どんなに隠しても、事実はなかなか隠し通す事はできません。 どこかにしっぽが見えるものです。
強い磁石の力で輝く星があります。 これをマグネターを私たちは呼んでいます。 半径が10kmほどの小さな星ですが、磁石の強さは人類が持つ最強の磁石の千億倍以上です。 人類は頑張っていて、 太陽の黒点は強い磁石になっていますがこれよりも10倍くらい強い磁石を人類は作る事ができます。 なので、マグネターの磁石は天体としてもとてつもなく強い事がわかります。
SGR 0418+5729というマグネターらしき星が今日の主人公です。 きりん座にあります。 以降、親しみを込めてきりん君とよびましょう(図1)。 X線望遠鏡で見ていて突然明るくなってきりん君は人類に存在を知られる事になります。 2009年6月11日のことです。 その後、千分の1ほどに暗くなりました。
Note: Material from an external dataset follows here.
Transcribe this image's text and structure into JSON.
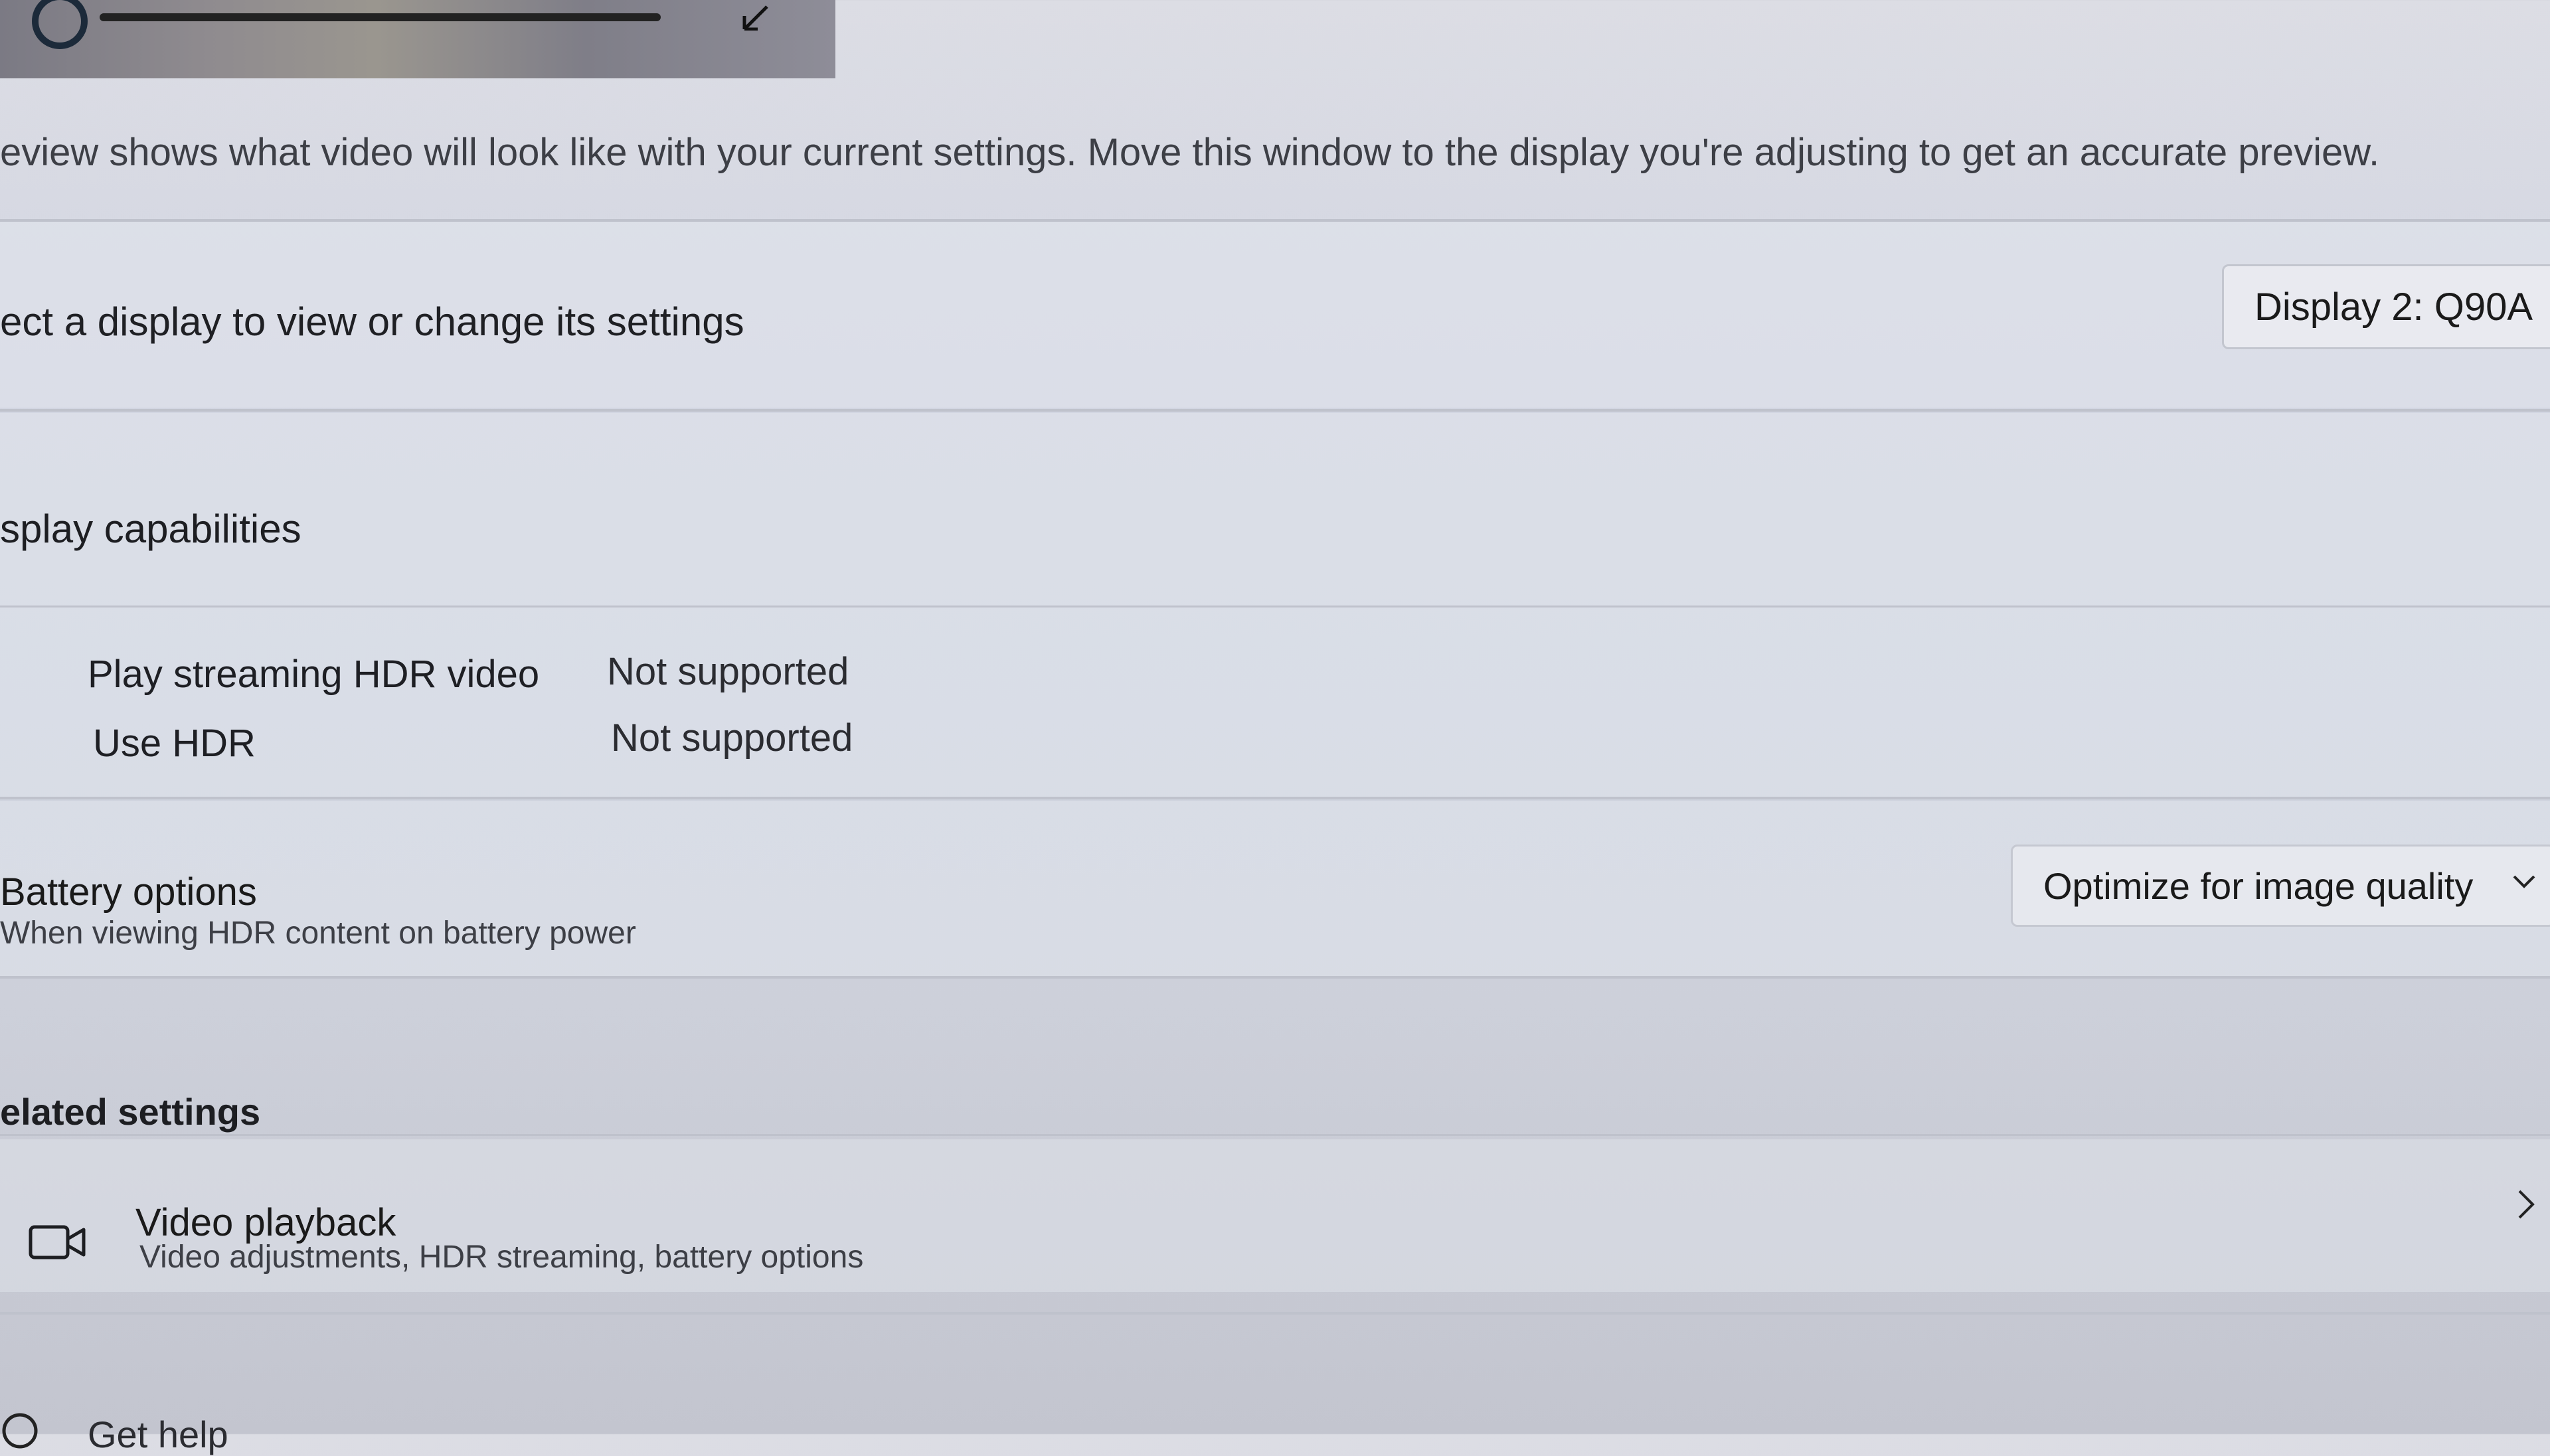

普通マグネターであれば自転のスピードの変化を調べるとすぐに磁石の強さが測定できます。 磁気ブレーキのために自転スピードがどんどん遅くなるのが普通だからです。 しかし、きりん君の場合は自転周期約9秒は変化を見せず磁石の強さがわかりませんでした。 2009年以来、 4台の宇宙望遠鏡を駆使し3年半もかけて測定し、最近やっと自転変化がとらえられ、 きりん君の磁石は太陽の10億倍くらいであるとわかりました。これではマグネターではありません。
それでは2009年のX線の増加はなんだったんでしょう。 2009年から3年間のX線を分析したところ図2のように、星の地面の下にとぐろを巻くように 強力な磁界が隠されていて、その一部が表面に顔を出したところがあることがわかりました。 そこから磁界の発するX線が出ていたらしいのです。 X線の出ているところのサイズはわずか160メートルです。 地球からきりん君までの距離は約6500光年ということです。